Им не хватало на игровой автомат, ну я и дал им, помог бедным, и даже собаку придержал, чтоб не рычала, но когда я уже достал монету из кожаного кошелька-подковки, когда уже совершил доброе дело, тот, которого я одарил, вдруг сказал:
— Ну тэ, дай еще чирик.
Ну я и дал еще, а потом заговорил другой:
— А мне, чё, не дашь?
Ну дал я и ему, короче, все чирики роздал бедным, собрал подряд несколько незапланированных добрых дел, а потом еще и смиренно принял благодарность:
— Нет больше чириков? Тогда вали до дому, ты, чмо на резиновом моторе!
Их гогот, когда довольные собой они входили в игровой салон, показался мне необычайно благодарным, все мы были довольны, я вернулся домой и мог со спокойной совестью дорисовать шары. Когда я уходил на урок по религии, старый К. пообещал, что вечером, когда я вернусь с катехизиса, мы пустим петарды («Ура!», «Спо-выпр!!»), я понесся летящей походкой по слежавшемуся снегу, окрыленный петардами и добрыми делами. Собравшиеся перед залом проверяли до прихода ксёндза, у кого сколько шаров, рассматривали елочки, зарисованные добрыми делами, и подсчитывали; если у кого-то не хватало, то тут же дорисовывали, приговаривая:
— Ах, надо же, только сейчас вспомнилось…
Что ж, видно, я проходил по другой категории, потому что, вернувшись домой, на вопрос мамы я ответил:
— Да, в своей категории у меня было больше всех.
Но мне больше не хотелось говорить о добрых делах, и я спросил:
— Петарды, папа, когда петарды будут?
— А ты был послушным?
— Ну был, был…
— Ой, что-то мне не верится, пойду спрошу мать…
— Да пусти ты наконец ему эти петарды, слышь ты, мужик!
В звездную, светлую от снега ночь мы вышли на крышу, и старый К. достал петарды с полигона, петарды с полигона (пела моя душа на мотив одной из песен Колобжега, потому что как-то раз мы смотрели по телевизору фестиваль солдатской песни, и что-то о васильках осталось на слуху), пела моя душа, когда старый К. дал мне подержать, когда поджег фитиль, когда подал мне:
— Ну, бросай же!
Я бросил и смотрел, как она летит, как падает в сад, как тлеет и, даже не пошипев в свое оправдание, даже не чмокнув на прощание, гаснет, не издав ни звука. Я ждал, смотрел, потом спросил старого К.: это что, всё? На что тот ответил:
— Что поделаешь, что-то тут как-то, видимо, плохо ты бросил, вот она и погасла в снегу, погоди, сынок, со второй мы поступим иначе.

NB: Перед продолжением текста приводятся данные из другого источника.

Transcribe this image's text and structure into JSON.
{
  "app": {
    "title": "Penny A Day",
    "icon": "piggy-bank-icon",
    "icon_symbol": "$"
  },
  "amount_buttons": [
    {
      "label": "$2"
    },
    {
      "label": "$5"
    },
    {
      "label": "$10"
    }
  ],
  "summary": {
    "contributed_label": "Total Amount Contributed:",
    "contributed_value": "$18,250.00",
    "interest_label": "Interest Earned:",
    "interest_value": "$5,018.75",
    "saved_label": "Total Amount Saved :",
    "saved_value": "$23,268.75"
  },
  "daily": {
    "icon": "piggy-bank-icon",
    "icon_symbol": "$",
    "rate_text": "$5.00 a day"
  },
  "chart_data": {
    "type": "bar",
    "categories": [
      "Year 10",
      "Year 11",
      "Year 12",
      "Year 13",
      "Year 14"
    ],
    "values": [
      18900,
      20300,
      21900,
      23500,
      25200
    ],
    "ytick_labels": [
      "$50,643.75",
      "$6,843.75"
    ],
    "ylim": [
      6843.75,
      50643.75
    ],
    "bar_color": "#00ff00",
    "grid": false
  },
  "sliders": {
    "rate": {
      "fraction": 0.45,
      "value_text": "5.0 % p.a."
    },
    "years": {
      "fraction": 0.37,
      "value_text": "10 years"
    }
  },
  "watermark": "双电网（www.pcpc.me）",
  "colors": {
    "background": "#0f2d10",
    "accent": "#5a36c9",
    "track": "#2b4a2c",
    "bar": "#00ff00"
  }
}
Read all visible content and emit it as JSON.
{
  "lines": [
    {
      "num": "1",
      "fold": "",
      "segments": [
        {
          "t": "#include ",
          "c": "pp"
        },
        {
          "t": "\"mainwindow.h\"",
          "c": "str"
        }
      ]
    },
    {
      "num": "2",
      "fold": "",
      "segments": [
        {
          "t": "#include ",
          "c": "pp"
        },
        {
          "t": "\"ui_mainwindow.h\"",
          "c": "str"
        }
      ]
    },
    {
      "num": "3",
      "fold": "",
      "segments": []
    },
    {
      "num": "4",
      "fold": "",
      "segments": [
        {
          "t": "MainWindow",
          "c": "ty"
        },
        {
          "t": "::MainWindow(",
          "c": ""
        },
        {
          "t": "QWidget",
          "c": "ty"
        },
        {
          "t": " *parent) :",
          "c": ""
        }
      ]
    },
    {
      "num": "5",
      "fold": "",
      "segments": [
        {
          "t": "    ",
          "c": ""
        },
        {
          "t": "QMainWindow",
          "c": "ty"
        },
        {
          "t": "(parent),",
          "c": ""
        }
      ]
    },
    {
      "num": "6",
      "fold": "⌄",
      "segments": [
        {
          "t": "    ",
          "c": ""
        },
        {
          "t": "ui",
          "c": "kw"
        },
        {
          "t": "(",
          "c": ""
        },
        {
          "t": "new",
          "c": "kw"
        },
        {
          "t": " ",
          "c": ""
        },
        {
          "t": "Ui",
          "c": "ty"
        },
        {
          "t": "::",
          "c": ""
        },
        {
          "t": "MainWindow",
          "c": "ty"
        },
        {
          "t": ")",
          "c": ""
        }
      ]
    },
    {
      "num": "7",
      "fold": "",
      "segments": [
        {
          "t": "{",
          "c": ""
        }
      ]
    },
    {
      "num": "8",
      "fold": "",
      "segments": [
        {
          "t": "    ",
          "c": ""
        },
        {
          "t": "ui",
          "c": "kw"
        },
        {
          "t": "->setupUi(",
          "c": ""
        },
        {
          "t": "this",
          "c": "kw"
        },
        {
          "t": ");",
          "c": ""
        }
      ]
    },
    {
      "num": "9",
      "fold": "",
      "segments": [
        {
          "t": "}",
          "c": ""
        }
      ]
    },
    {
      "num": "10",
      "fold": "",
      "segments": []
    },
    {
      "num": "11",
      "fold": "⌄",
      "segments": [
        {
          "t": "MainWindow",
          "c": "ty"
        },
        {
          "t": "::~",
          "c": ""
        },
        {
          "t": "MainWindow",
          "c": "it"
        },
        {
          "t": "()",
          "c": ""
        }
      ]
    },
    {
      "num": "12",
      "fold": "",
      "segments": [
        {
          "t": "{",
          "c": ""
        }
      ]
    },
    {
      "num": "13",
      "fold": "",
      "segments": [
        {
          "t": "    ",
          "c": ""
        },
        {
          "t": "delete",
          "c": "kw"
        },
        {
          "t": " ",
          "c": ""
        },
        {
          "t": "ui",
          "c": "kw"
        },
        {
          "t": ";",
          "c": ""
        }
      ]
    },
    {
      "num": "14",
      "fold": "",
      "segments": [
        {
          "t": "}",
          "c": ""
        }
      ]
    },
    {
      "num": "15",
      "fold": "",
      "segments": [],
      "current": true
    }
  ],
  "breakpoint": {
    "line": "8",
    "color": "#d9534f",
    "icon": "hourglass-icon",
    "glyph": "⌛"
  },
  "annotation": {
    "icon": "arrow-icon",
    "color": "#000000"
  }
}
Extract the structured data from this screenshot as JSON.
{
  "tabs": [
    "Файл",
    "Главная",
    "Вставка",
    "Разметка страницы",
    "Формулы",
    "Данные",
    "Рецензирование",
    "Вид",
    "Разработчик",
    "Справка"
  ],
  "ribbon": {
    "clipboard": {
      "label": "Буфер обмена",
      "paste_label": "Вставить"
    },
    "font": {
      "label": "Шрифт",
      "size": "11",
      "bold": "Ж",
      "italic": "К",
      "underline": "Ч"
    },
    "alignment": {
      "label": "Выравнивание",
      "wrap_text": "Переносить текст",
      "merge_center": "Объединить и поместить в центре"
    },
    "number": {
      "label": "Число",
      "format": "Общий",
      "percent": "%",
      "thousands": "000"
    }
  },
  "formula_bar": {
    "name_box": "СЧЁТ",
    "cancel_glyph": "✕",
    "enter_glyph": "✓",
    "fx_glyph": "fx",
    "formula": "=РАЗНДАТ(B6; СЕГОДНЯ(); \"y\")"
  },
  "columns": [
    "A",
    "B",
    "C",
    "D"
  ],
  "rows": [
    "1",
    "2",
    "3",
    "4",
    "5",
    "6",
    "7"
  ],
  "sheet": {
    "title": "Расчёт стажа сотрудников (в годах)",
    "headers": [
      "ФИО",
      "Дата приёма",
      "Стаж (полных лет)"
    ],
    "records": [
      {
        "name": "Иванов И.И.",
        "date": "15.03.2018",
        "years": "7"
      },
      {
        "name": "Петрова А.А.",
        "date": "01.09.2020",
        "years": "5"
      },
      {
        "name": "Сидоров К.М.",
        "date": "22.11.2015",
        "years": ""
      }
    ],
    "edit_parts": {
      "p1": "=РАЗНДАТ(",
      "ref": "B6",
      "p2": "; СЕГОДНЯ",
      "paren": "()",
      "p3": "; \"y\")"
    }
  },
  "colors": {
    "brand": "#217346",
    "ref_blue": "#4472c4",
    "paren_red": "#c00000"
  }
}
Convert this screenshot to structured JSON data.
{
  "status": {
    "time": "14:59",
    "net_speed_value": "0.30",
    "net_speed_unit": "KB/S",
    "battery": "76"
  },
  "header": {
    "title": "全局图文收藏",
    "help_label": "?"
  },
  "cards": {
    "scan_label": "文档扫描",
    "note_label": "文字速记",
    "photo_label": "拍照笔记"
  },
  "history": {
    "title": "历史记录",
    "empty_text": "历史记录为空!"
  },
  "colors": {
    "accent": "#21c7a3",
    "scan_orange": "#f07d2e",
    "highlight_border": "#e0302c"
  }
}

Сам поджег фитиль, сам бросил и сам ждал сначала взрыва, потом хотя бы небольшого щелчка, хотя бы из благодарности за дорогу с полигона, дорогу с полигона (как слышалось ушам, так пела и душа), но опять все прошло в тишине. Я спросил старого К.:
— Папа, зачем ты привез мне невзрывающиеся петарды?
Но он лишь сказал, чтобы мы возвращались домой, а потом, когда мама спросила, как там было, снова пошел к своим, этажом ниже, переживая в одиночестве этот фатум неудач, который отныне навсегда распростерся над его жизнью.
— У ребенка должно быть чем дышать, понял ты, мужик, когда еще я тебе говорила, что мы его в промозглой клетушке держим, как только выздоровеет, приготовим ему эту светлую комнату.
Чего, конечно, никогда не случалось, потому что, когда я выздоравливал, заканчивались мои привилегии, но я и впрямь обожал болеть. Болезнь — это холод стетоскопа на моем разгоряченном тельце, это чаи с медом и лимоном, это шорох маминой шариковой ручки по бумаге, когда она дежурила, сидя рядом в кресле. Разве что заболею в отсутствие матери, потому что у нее бывали отлучки, выезды к семье или по женским каким делам, как мне объясняли ее пребывания в санаториях, так вот, когда женские или семейные дела отводили мою мать на телекоммуникационное расстояние, а мне в это время как раз случалось захворать, тогда за терапию брался старый К. вместе со своими родственниками.